Les articles très documentés du catalogue témoignent des démarches effectuées par le marchand auprès des collectionneurs et auprès des galeries parisiennes où Amedeo Modigliani expose avec d’autres grands noms de la modernité. Malgré les répétitions – on retrouve systématiquement les mêmes éléments biographiques –, la qualité principale du parcours est de nuancer certains lieux communs : Modigliani a fréquenté le Musée d’ethnographie du Trocadéro et s’est intéressé aux arts africains bien avant sa rencontre avec Paul Guillaume ; en 1914, le passage abrupt de la sculpture à la peinture est essentiellement dû à la santé délicate de l’artiste qui doit s’éloigner de la poussière de l’atelier.
La salle qui met en scène les trois beaux portraits de Paul Guillaume (1914-1915), dont celui avec l’inscription « Novo Pilota », prouve l’importance du galeriste pour le peintre.
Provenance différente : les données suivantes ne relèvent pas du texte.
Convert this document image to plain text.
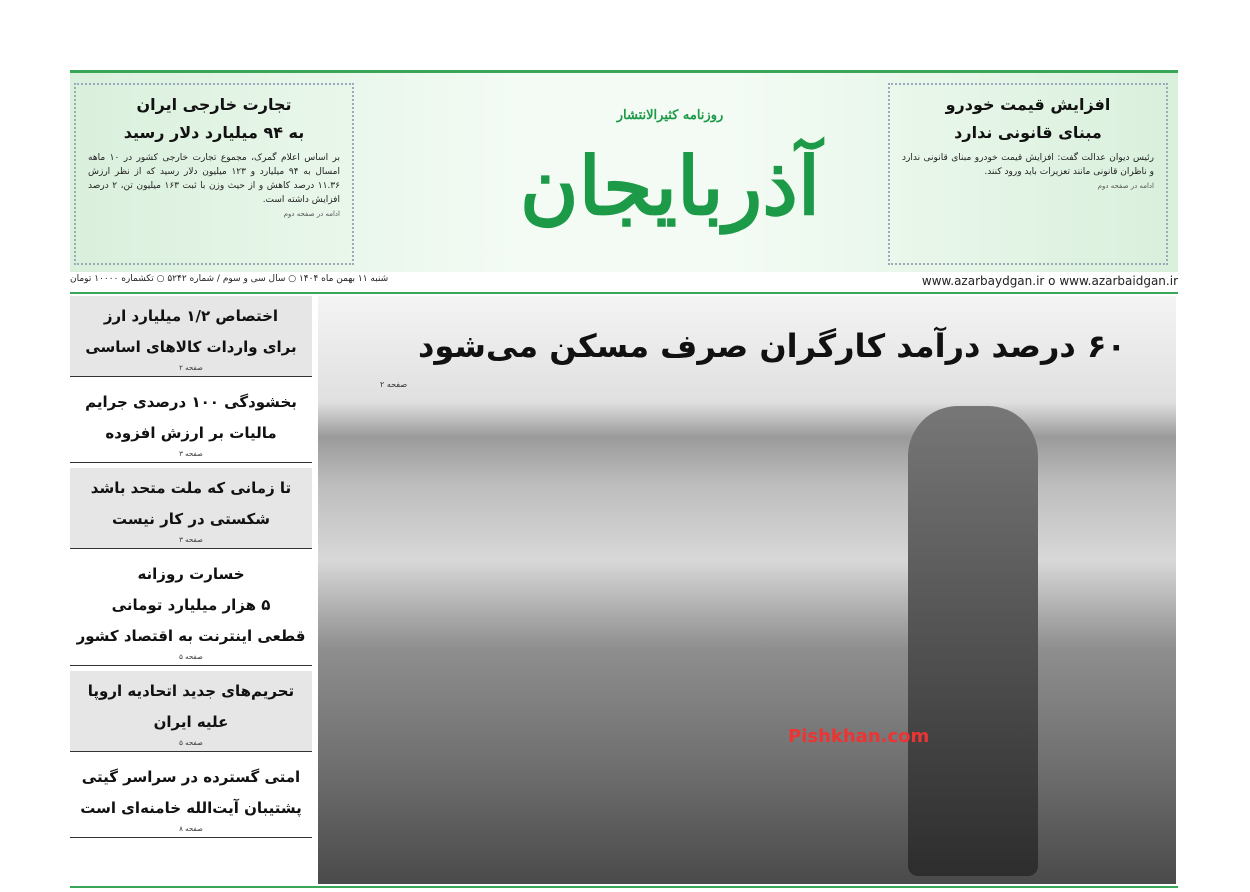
افزایش قیمت خودرو
مبنای قانونی ندارد

رئیس دیوان عدالت گفت: افزایش قیمت خودرو مبنای قانونی ندارد و ناظران قانونی مانند تعزیرات باید ورود کنند.

ادامه در صفحه دوم
روزنامه کثیرالانتشار
آذربایجان
تجارت خارجی ایران
به ۹۴ میلیارد دلار رسید

بر اساس اعلام گمرک، مجموع تجارت خارجی کشور در ۱۰ ماهه امسال به ۹۴ میلیارد و ۱۲۳ میلیون دلار رسید که از نظر ارزش ۱۱.۳۶ درصد کاهش و از حیث وزن با ثبت ۱۶۳ میلیون تن، ۲ درصد افزایش داشته است.

ادامه در صفحه دوم
www.azarbaydgan.ir o www.azarbaidgan.ir
شنبه ۱۱ بهمن ماه ۱۴۰۴ ○ سال سی و سوم / شماره ۵۲۴۲ ○ تکشماره ۱۰۰۰۰ تومان
اختصاص ۱/۲ میلیارد ارز
برای واردات کالاهای اساسی
صفحه ۲
بخشودگی ۱۰۰ درصدی جرایم
مالیات بر ارزش افزوده
صفحه ۳
تا زمانی که ملت متحد باشد
شکستی در کار نیست
صفحه ۳
خسارت روزانه
۵ هزار میلیارد تومانی
قطعی اینترنت به اقتصاد کشور
صفحه ۵
تحریم‌های جدید اتحادیه اروپا
علیه ایران
صفحه ۵
امتی گسترده در سراسر گیتی
پشتیبان آیت‌الله خامنه‌ای است
صفحه ۸
۶۰ درصد درآمد کارگران صرف مسکن می‌شود
صفحه ۲
Pishkhan.com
Le style de Modigliani varie relativement peu durant sa courte carrière, qu’il s’agisse de la sculpture ou de la peinture. Les œuvres présentées au musée – toutes passées entre les mains du marchand – partagent souvent la forme typique du masque, inspiré essentiellement des masques Fang. Portraits ou visages, car l’artiste ne cherche pas à reproduire fidèlement tous les détails caractéristiques d’une personne singulière. Avec ces faces impassibles, constituées à partir de formes progressivement dépouillées, Modigliani tente le grand écart entre la singularité de la figure humaine et la perfection d’une forme idéale, entre la représentation de l’être et la force abstraite du contour.
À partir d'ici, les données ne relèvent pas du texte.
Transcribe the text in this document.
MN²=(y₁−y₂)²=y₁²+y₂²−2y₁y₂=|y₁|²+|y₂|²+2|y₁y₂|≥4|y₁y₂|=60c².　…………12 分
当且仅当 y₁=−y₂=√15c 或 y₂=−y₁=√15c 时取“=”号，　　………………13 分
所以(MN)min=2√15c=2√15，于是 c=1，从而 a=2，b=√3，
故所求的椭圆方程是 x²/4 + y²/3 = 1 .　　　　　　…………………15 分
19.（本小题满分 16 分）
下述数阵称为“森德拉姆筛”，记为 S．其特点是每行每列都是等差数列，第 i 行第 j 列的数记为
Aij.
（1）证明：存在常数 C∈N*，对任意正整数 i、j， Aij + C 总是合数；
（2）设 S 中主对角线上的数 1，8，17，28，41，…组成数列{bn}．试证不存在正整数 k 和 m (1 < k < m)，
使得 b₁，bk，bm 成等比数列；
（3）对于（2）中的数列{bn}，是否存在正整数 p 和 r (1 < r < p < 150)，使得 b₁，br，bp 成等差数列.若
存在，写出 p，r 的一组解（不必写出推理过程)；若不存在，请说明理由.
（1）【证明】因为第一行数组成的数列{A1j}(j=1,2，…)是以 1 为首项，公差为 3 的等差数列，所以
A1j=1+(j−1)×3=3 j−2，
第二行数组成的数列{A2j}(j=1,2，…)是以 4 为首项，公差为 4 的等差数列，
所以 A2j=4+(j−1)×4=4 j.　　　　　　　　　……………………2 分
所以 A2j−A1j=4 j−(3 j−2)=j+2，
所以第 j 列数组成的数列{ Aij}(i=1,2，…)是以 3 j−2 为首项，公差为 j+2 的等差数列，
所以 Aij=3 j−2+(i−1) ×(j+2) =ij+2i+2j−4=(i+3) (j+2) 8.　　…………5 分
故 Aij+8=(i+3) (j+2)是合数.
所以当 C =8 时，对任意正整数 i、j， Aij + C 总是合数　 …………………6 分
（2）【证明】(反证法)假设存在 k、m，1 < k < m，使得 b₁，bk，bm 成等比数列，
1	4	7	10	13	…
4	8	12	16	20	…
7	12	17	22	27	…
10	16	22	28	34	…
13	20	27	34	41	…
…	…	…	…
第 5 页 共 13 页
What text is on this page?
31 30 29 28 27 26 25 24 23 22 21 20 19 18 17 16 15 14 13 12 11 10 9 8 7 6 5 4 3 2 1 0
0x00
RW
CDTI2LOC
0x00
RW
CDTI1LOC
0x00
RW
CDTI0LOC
Une différence se dégage toutefois entre les représentations masculines et féminines. Dans le cas des hommes, la ressemblance ne disparaît pas (Portrait de Moïse Kisling, 1915). Avec les femmes, les effigies sont nettement plus stéréotypées. Visage ovoïde, cou d’une longueur démesurée, épaules tombantes, yeux en amande dont le peintre supprime la pupille pour la remplacer par des taches bleues, violettes ou vertes, le tout semble partager un schéma commun. Perfection ou mièvrerie, élégance ou kitsch, modernité ou classicisme, on retrouve la même tendance avec le nu féminin, dont un exemple célèbre est présenté à l’Orangerie (Nu couché, 1917).
Modigliani fait partie de ces artistes qui ont la grâce. Mais Jean Cocteau a raison quand il remarque que : « ses modèles finissaient par tous se ressembler, à la manière des jeunes filles de Renoir. » Toute l’ambiguïté du peintre italien est là. Son thème presque exclusif, la figure humaine, dégage une séduction qui assure son succès. Inversement, il semble que l’artiste, ayant élaboré sa manière, l’exploite systématiquement, non sans une certaine monotonie.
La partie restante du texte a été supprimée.